Artificial Disk Surgery of the Cervical Spine: Contraindications for Cervical Disk Arthroplasty
Nancy E. Epstein
The benefits of cervical disk arthroplasty compared with routine anterior diskectomy and fusion include relief of pain, decompression of the spinal cord and nerve roots, and preservation of the disk space height, alignment, and motion (1, 2, 3 and 4). Studies have documented preservation of motion following 1- and 2-level arthroplasties up to 2 years postoperatively (5). High success rates are reported with cervical arthroplasty (6): 86% success rate at 6 months (60 patients) and 90% success rate at 1 year (30 patients). Advantages include no orthoses, no time to fusion, no graft/plate complications, no subsidence, and only rare instances of plate migration (two patients) (6).
There are, however, several contraindications to the placement of an artificial cervical disk. Utilization of this device safely and effectively requires an acute awareness of its limitations.

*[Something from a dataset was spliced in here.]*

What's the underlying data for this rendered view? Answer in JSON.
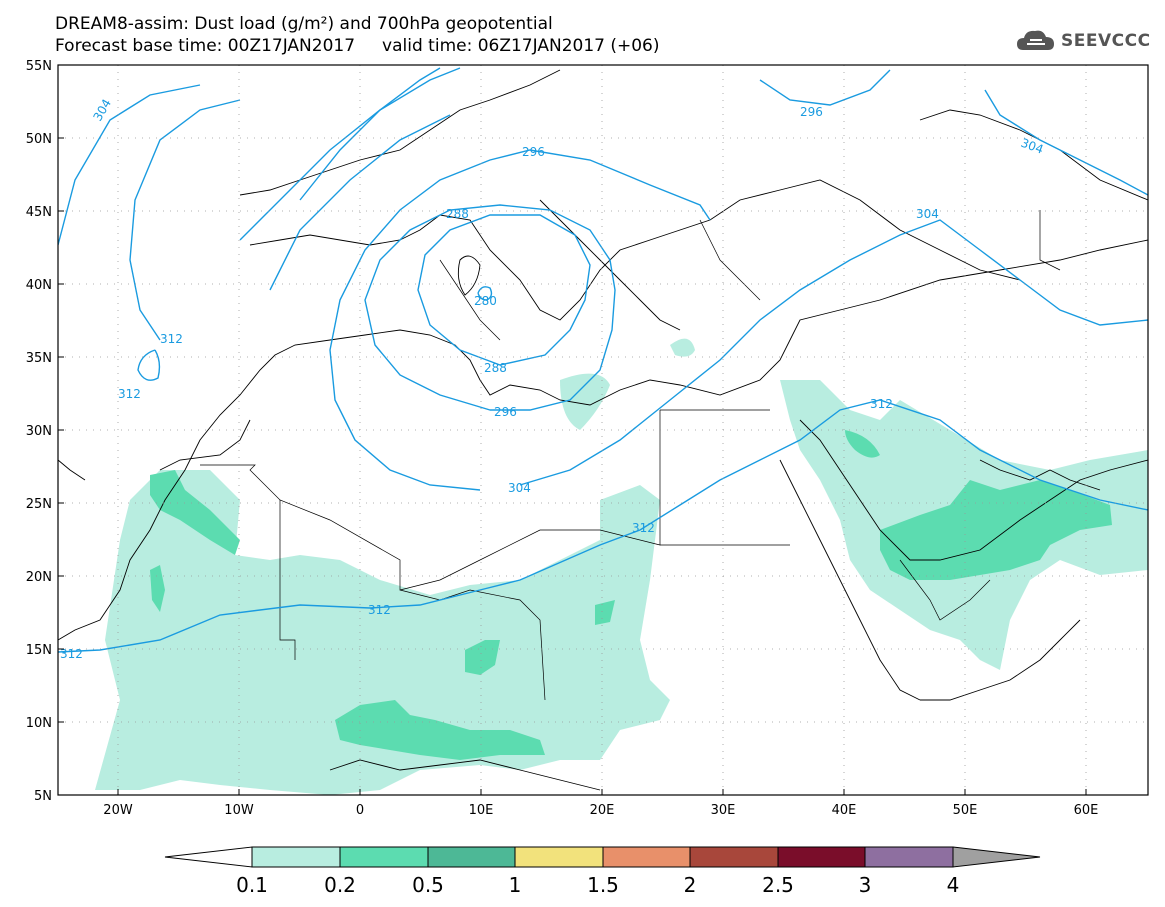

CONTRAINDICATIONS TO CERVICAL DISK ARTHROPLASTY
HETEROTOPIC OSSIFICATION
One contraindication to cervical disk arthroplasty is heterotopic ossification (HO), defined as new bone deposits occurring in abnormal locations as in the connective tissue or in areas surrounding major joints (i.e., hip, knee). HO is graded utilizing the Brooker grades: I/II mild/moderate and III/IV moderate/severe. Prior to performing total hip replacements, Koelbl et al. (7) advocated administering low-dose radiation (7 Gy) in a single fraction the night before surgery; this reduced postoperative HO to grade 1 to 2 levels only. HO can also occur following cervical disk replacements. Leung et al. (8) noted that HO occurred in 16 (17%) of 90 patients undergoing Bryan disk replacements. Pickett et al. (9) observed in another series of 96 patients that 2 (2%) developed HO.
OSSIFICATION OF THE POSTERIOR LONGITUDINAL LIGAMENT
The presence of ossification of the posterior longitudinal ligament (OPLL) poses three contraindications to performing cervical disk replacements. First and foremost is the increased likelihood of spontaneous disk space fusion with continued OPLL progression. The second contraindication is that OPLL often extends beyond the level of the disk space and more frequently warrants corpectomy/fusion rather than a simple single-level diskectomy/decompression. Inadequate exposure for the resection of OPLL may result in increased neurologic injury. A third contraindication to cervical disk arthroplasty is the potential for a cerebrospinal fluid (CSF) fistula to occur in instances where OPLL extends to and through the dura (Figs. 97.1, 97.2 and 97.3). How a persistent CSF leak may affect an artificial disk over either the short or long term is not well documented.
OSSIFICATION OF THE ANTERIOR LONGITUDINAL LIGAMENT
The presence of ossification of the anterior longitudinal ligament (OALL) also poses several risk factors when choosing to place an artificial cervical disk (Fig. 97.4). First is the potential for improperly placing the cervical arthroplasty as the basic anatomical landmarks are altered by the anterior OALL mass extending beyond the normal anterior vertebral body margin. One of two things may occur. If the arthroplasty is placed too anteriorly in the OALL mass itself, it may dislodge, extrude, or loosen. If placed too posteriorly, the anterior OALL mass with its partially decorticated disk/space margins may result in spontaneous fusion. Also, OALL is often combined with OPLL, both of which may contribute to fusion following arthroplasty placement.